Early in Joel Siegel’s review (“Rifference Works,” CityBooks, 10/2) of MusicHound Jazz: The Essential Album Guide and All Music Guide To Jazz, 3rd Edition, he stated that he had “heard the death knell of that era [of resident jazz experts in record shops] when [he] noticed a bin for an artist named Jody Grind.”
True, The Jody Grind is the name of a classic ’60s album by Horace Silver, but it was also the name of not one, but two bands, the more famous of which was a quartet from Atlanta that played lounge-y, jazz-tinged rock and standards in the early ’90s, predating the Cocktail Nation by several years. The Jody Grind enjoyed tremendous critical acclaim in the early ’90s before an auto accident killed two members and permanently halted any further successes for the group.
Perhaps it was slightly presumptuous of the employee shelving discs to categorize the Jody Grind as jazz, but it is even more presumptuous of Mr.
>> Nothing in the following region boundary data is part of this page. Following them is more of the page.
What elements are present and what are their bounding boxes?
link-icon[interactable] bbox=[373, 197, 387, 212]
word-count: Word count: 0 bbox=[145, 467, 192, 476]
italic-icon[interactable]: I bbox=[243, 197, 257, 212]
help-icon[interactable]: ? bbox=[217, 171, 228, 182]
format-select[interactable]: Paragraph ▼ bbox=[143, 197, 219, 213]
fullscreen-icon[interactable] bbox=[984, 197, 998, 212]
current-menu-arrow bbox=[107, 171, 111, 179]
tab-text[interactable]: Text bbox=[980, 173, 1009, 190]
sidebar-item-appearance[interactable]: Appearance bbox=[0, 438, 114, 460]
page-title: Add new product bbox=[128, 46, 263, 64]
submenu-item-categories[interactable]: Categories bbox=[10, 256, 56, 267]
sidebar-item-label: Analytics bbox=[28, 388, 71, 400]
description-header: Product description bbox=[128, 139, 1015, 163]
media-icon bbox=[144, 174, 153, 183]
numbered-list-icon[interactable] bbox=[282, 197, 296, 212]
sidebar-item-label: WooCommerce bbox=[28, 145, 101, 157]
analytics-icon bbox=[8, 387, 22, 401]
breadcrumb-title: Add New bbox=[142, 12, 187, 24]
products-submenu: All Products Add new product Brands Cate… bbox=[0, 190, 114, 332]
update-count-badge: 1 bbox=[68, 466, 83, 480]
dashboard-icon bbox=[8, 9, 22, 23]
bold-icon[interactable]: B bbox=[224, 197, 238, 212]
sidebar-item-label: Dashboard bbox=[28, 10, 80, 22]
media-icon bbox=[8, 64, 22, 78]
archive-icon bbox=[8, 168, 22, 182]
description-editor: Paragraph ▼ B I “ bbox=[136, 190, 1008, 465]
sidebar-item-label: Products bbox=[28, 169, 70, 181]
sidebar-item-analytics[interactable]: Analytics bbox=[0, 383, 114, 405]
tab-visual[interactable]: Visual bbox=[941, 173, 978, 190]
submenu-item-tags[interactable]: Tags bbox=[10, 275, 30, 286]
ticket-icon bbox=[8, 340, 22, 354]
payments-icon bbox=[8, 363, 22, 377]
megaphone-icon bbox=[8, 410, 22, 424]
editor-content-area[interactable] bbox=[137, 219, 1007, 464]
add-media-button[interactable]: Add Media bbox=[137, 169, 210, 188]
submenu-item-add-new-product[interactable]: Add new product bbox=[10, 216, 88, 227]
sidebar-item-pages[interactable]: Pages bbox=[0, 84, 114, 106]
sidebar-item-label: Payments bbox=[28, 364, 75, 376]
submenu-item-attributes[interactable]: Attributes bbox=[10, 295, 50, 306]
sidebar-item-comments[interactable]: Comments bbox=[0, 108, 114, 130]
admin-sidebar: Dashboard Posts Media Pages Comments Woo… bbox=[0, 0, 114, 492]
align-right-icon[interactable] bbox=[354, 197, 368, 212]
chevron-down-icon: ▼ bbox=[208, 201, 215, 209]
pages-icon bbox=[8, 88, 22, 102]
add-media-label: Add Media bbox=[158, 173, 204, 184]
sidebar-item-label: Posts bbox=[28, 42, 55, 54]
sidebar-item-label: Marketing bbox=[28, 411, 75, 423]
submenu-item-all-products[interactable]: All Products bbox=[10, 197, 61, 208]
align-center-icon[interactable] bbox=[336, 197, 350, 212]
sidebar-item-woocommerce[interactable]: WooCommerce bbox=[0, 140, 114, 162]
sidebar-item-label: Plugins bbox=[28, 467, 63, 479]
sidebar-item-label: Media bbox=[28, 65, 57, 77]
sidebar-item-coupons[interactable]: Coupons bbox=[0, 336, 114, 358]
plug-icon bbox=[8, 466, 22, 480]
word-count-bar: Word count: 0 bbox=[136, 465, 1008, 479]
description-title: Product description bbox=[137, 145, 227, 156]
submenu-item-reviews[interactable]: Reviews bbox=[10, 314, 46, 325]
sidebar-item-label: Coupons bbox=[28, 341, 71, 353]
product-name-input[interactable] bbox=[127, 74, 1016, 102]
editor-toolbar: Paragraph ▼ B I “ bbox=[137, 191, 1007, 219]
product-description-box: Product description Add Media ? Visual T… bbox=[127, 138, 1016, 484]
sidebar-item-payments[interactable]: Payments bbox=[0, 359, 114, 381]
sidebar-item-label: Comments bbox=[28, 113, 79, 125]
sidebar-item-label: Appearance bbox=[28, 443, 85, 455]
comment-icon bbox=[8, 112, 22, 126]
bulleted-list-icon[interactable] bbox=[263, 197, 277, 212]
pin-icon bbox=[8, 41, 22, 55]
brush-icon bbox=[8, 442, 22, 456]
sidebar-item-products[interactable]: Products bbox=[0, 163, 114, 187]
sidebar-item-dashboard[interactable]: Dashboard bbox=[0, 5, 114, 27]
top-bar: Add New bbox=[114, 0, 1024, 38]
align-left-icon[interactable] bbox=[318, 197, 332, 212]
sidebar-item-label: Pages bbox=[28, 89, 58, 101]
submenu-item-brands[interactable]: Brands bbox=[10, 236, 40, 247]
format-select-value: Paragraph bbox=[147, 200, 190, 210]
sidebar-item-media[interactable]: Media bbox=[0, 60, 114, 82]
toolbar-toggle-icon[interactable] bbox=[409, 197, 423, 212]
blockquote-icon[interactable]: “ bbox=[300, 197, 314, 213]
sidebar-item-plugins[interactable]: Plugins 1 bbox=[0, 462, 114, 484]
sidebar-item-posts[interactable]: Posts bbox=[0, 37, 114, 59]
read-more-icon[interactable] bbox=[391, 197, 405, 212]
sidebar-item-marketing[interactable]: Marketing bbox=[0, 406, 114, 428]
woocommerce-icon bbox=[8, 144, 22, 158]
Siegel to think said employee was incapable of discerning an album’s title from the artist who created it.
And perhaps “more editorial attention” would have made for a better review. Mr. Siegel’s musical erudition comes into question when he turns his own lapse of memory into support for his argument against record-store employees.
Sometimes, unfortunately, its not just the consumer who requires assistance.